The first model uses Xgray values only as input variables, the second uses the difference between Xgray and Xmedian (ie the highlights), the third uses a concatenation of Xgray and Xmedian, the fourth a concatenation of Xgray, Xmedian and the difference, and the fifth uses Xgray, Xmedian, mean shifted Xgray, mean shifted Xmedian and the difference between mean shifted Xgray and mean shifted Xmedian. OOB Estimates on the full dataset were in the 95-97% range, and 90-93% on a 25% held out test set.
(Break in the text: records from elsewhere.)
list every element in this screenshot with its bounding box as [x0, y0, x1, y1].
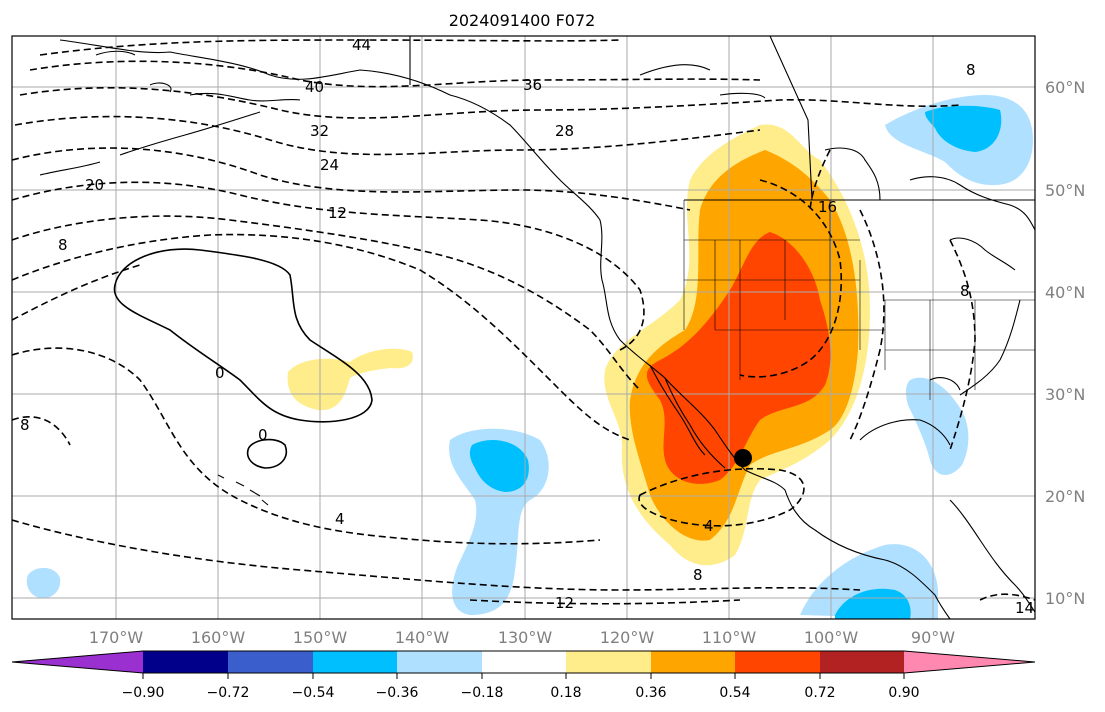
contour-label: 4: [335, 510, 345, 528]
colorbar-segment: [12, 651, 143, 673]
colorbar-tick-label: 0.18: [550, 685, 581, 701]
contour-label: 44: [352, 36, 371, 54]
contour-label: 4: [704, 517, 714, 535]
colorbar-segment: [397, 651, 482, 673]
lat-tick-label: 50°N: [1045, 181, 1085, 200]
lon-tick-label: 110°W: [702, 628, 757, 647]
lat-tick-label: 30°N: [1045, 385, 1085, 404]
negative-region-gulf: [905, 377, 969, 476]
colorbar-segment: [566, 651, 651, 673]
location-marker: [734, 449, 752, 467]
graticule: [12, 36, 1035, 619]
contour-label: 40: [305, 78, 324, 96]
lon-tick-label: 100°W: [804, 628, 859, 647]
contour-label: 8: [960, 282, 970, 300]
lat-tick-label: 20°N: [1045, 487, 1085, 506]
contour-label: 16: [818, 198, 837, 216]
colorbar-segment: [820, 651, 904, 673]
positive-region-red: [646, 232, 831, 484]
negative-region-pacific-a-core: [469, 440, 529, 492]
colorbar-segment: [143, 651, 228, 673]
contour-lines: [11, 39, 1036, 605]
contour-label: 20: [85, 176, 104, 194]
negative-region-eastern-pacific-core: [835, 588, 911, 619]
lat-tick-label: 10°N: [1045, 589, 1085, 608]
contour-label: 12: [555, 594, 574, 612]
contour-label: 14: [1015, 599, 1034, 617]
coastlines: [39, 35, 1036, 620]
negative-region-small: [26, 567, 61, 599]
contour-label: 8: [58, 236, 68, 254]
colorbar-segment: [313, 651, 397, 673]
colorbar-segment: [482, 651, 566, 673]
contour-label: 0: [215, 364, 225, 382]
colorbar-tick-label: −0.72: [207, 685, 250, 701]
negative-region-canada-core: [925, 105, 1002, 152]
colorbar-tick-label: 0.90: [888, 685, 919, 701]
contour-label: 36: [523, 76, 542, 94]
lon-tick-label: 130°W: [498, 628, 553, 647]
contour-label: 8: [20, 416, 30, 434]
longitude-labels: 170°W 160°W 150°W 140°W 130°W 120°W 110°…: [89, 628, 955, 647]
colorbar-tick-label: −0.54: [292, 685, 335, 701]
latitude-labels: 60°N 50°N 40°N 30°N 20°N 10°N: [1045, 78, 1085, 608]
colorbar-tick-label: −0.36: [376, 685, 419, 701]
lon-tick-label: 160°W: [191, 628, 246, 647]
contour-label: 12: [328, 204, 347, 222]
colorbar-tick-label: 0.72: [804, 685, 835, 701]
colorbar: −0.90 −0.72 −0.54 −0.36 −0.18 0.18 0.36 …: [11, 650, 1036, 701]
colorbar-segment: [228, 651, 313, 673]
contour-label: 8: [693, 566, 703, 584]
colorbar-tick-label: −0.90: [122, 685, 165, 701]
colorbar-tick-label: −0.18: [461, 685, 504, 701]
map-title: 2024091400 F072: [449, 11, 596, 30]
colorbar-segment: [651, 651, 735, 673]
lon-tick-label: 90°W: [911, 628, 955, 647]
contour-label: 8: [966, 61, 976, 79]
positive-region-pacific: [287, 348, 413, 411]
lon-tick-label: 140°W: [395, 628, 450, 647]
contour-label: 28: [555, 122, 574, 140]
contour-labels: 44 40 36 32 28 24 20 16 12 8 8 8 8 0 0 4…: [20, 36, 1034, 617]
anomaly-fills: [26, 95, 1033, 619]
map-frame: [11, 35, 1036, 620]
contour-label: 32: [310, 122, 329, 140]
lon-tick-label: 150°W: [293, 628, 348, 647]
colorbar-tick-label: 0.54: [719, 685, 750, 701]
contour-label: 0: [258, 426, 268, 444]
lat-tick-label: 60°N: [1045, 78, 1085, 97]
lon-tick-label: 120°W: [600, 628, 655, 647]
colorbar-segment: [904, 651, 1035, 673]
lat-tick-label: 40°N: [1045, 283, 1085, 302]
state-borders: [683, 200, 1035, 400]
colorbar-tick-label: 0.36: [635, 685, 666, 701]
colorbar-segment: [735, 651, 820, 673]
lon-tick-label: 170°W: [89, 628, 144, 647]
contour-label: 24: [320, 156, 339, 174]
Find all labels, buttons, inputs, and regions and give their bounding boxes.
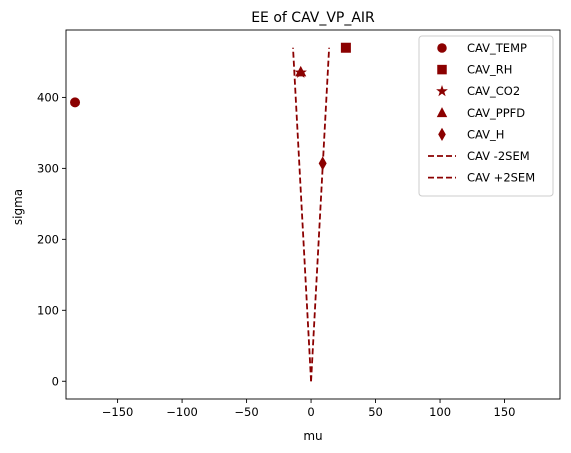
- series-line-1: [311, 48, 329, 382]
- x-tick-label: 0: [307, 405, 314, 419]
- x-tick-label: −50: [234, 405, 258, 419]
- chart-title: EE of CAV_VP_AIR: [251, 10, 375, 26]
- legend-label: CAV -2SEM: [467, 149, 530, 163]
- legend-label: CAV_CO2: [467, 84, 520, 98]
- plot-area: [70, 43, 351, 382]
- y-tick-label: 0: [52, 374, 59, 388]
- data-point-cav-rh: [341, 43, 351, 53]
- x-tick-label: −100: [166, 405, 198, 419]
- y-tick-label: 200: [37, 232, 59, 246]
- legend-label: CAV +2SEM: [467, 171, 535, 185]
- legend-label: CAV_TEMP: [467, 41, 527, 55]
- legend: CAV_TEMP CAV_RH CAV_CO2 CAV_PPFD CAV_H CAV -2…: [419, 36, 553, 196]
- data-point-cav-h: [319, 156, 327, 170]
- x-tick-label: 100: [429, 405, 451, 419]
- y-tick-label: 100: [37, 303, 59, 317]
- legend-swatch: [437, 65, 447, 75]
- data-point-cav-temp: [70, 97, 80, 107]
- legend-label: CAV_PPFD: [467, 106, 525, 120]
- x-axis-label: mu: [303, 429, 322, 443]
- y-tick-label: 300: [37, 161, 59, 175]
- legend-swatch: [437, 43, 447, 53]
- series-line-0: [293, 48, 311, 382]
- y-tick-label: 400: [37, 90, 59, 104]
- x-tick-label: 50: [368, 405, 383, 419]
- y-axis-label: sigma: [11, 189, 25, 225]
- legend-label: CAV_RH: [467, 63, 512, 77]
- x-tick-label: 150: [494, 405, 516, 419]
- x-tick-label: −150: [102, 405, 134, 419]
- legend-label: CAV_H: [467, 127, 504, 141]
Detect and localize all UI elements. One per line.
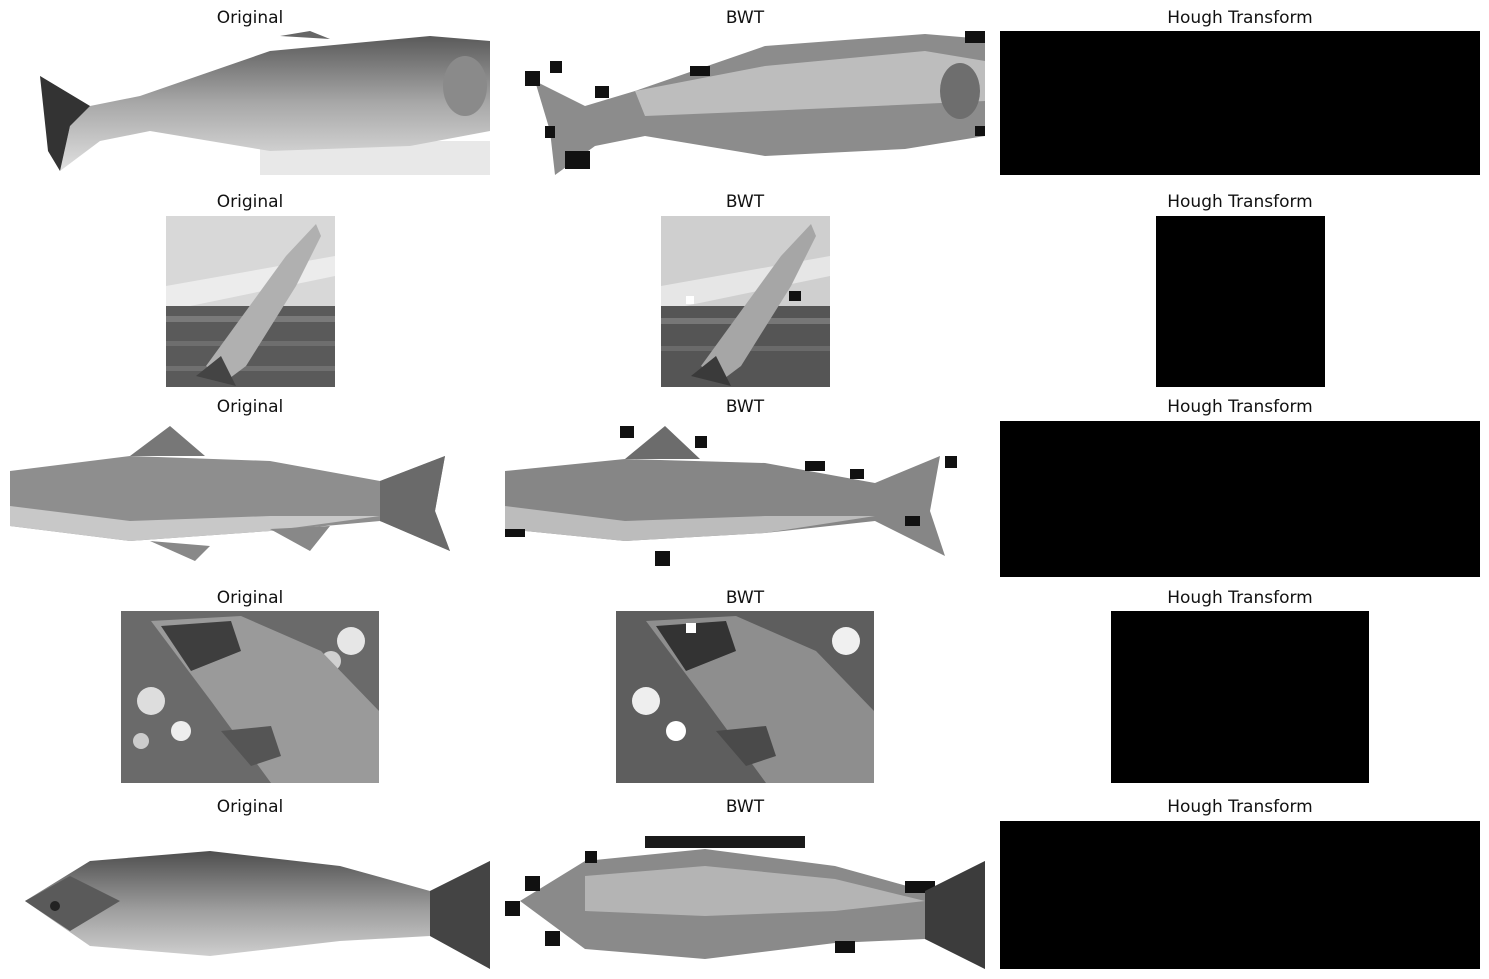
row1-hough-title: Hough Transform [1167,8,1313,28]
row5-bwt-title: BWT [725,797,765,817]
row5-hough-image [1000,821,1480,969]
row5-original-title: Original [216,797,284,817]
row1-original-title: Original [216,8,284,28]
row2-hough-title: Hough Transform [1167,192,1313,212]
row3-bwt-image [505,421,985,577]
row2-bwt-image [661,216,830,387]
row3-original-image [10,421,490,577]
row4-bwt-title: BWT [725,588,765,608]
row5-original-image [10,821,490,969]
row1-bwt-image [505,31,985,175]
row1-hough-image [1000,31,1480,175]
row4-original-title: Original [216,588,284,608]
row4-hough-title: Hough Transform [1167,588,1313,608]
row5-hough-title: Hough Transform [1167,797,1313,817]
row2-original-title: Original [216,192,284,212]
row3-bwt-title: BWT [725,397,765,417]
row3-hough-image [1000,421,1480,577]
row4-bwt-image [616,611,874,783]
row4-hough-image [1111,611,1369,783]
row2-bwt-title: BWT [725,192,765,212]
row3-original-title: Original [216,397,284,417]
row3-hough-title: Hough Transform [1167,397,1313,417]
row2-original-image [166,216,335,387]
row2-hough-image [1156,216,1325,387]
row5-bwt-image [505,821,985,969]
row4-original-image [121,611,379,783]
row1-original-image [10,31,490,175]
row1-bwt-title: BWT [725,8,765,28]
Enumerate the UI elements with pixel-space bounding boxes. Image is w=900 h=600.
Here are the OOB estimates for each model.

Model 1: 0.924648786718
Model 2: 0.907407407407
Model 3: 0.92975734355
Model 4: 0.925287356322
Model 5: 0.932950191571

From the results, Model #5 performed the best. Random Forests can also provide an ordering of their input features by importance. This information can be used to retrain the classifier with only the top N features. I haven't tried this, but it may be worth trying out to see if results improve further. The top 5 features for each model was as follows.

Model 1 Top 5 Features: [60, 71, 61, 49, 50]
Model 2 Top 5 Features: [60, 57, 49, 46, 71]
Model 3 Top 5 Features: [181, 170, 60, 192, 61]
Model 4 Top 5 Features: [181, 192, 170, 60, 182]
Model 5 Top 5 Features: [181, 423, 412, 192, 60]

Finally, we plot the ROC (Reciever Operating Characteristic, basically a plot of False Positive Rate against True Positive Rate) curves for each of the 5 classifiers. The dotted line represents the baseline. Using the AUC (Area under the curve), Model 1 looks slightly better than Model 5. However, all the models look almost equally good, probably because it is a toy example.

Thats all I have for today. In the past, I hadn't looked at Random Forests too much because it is not that commonly used for text classification (although I suspect the reason for that may just be a historical preference for other methods).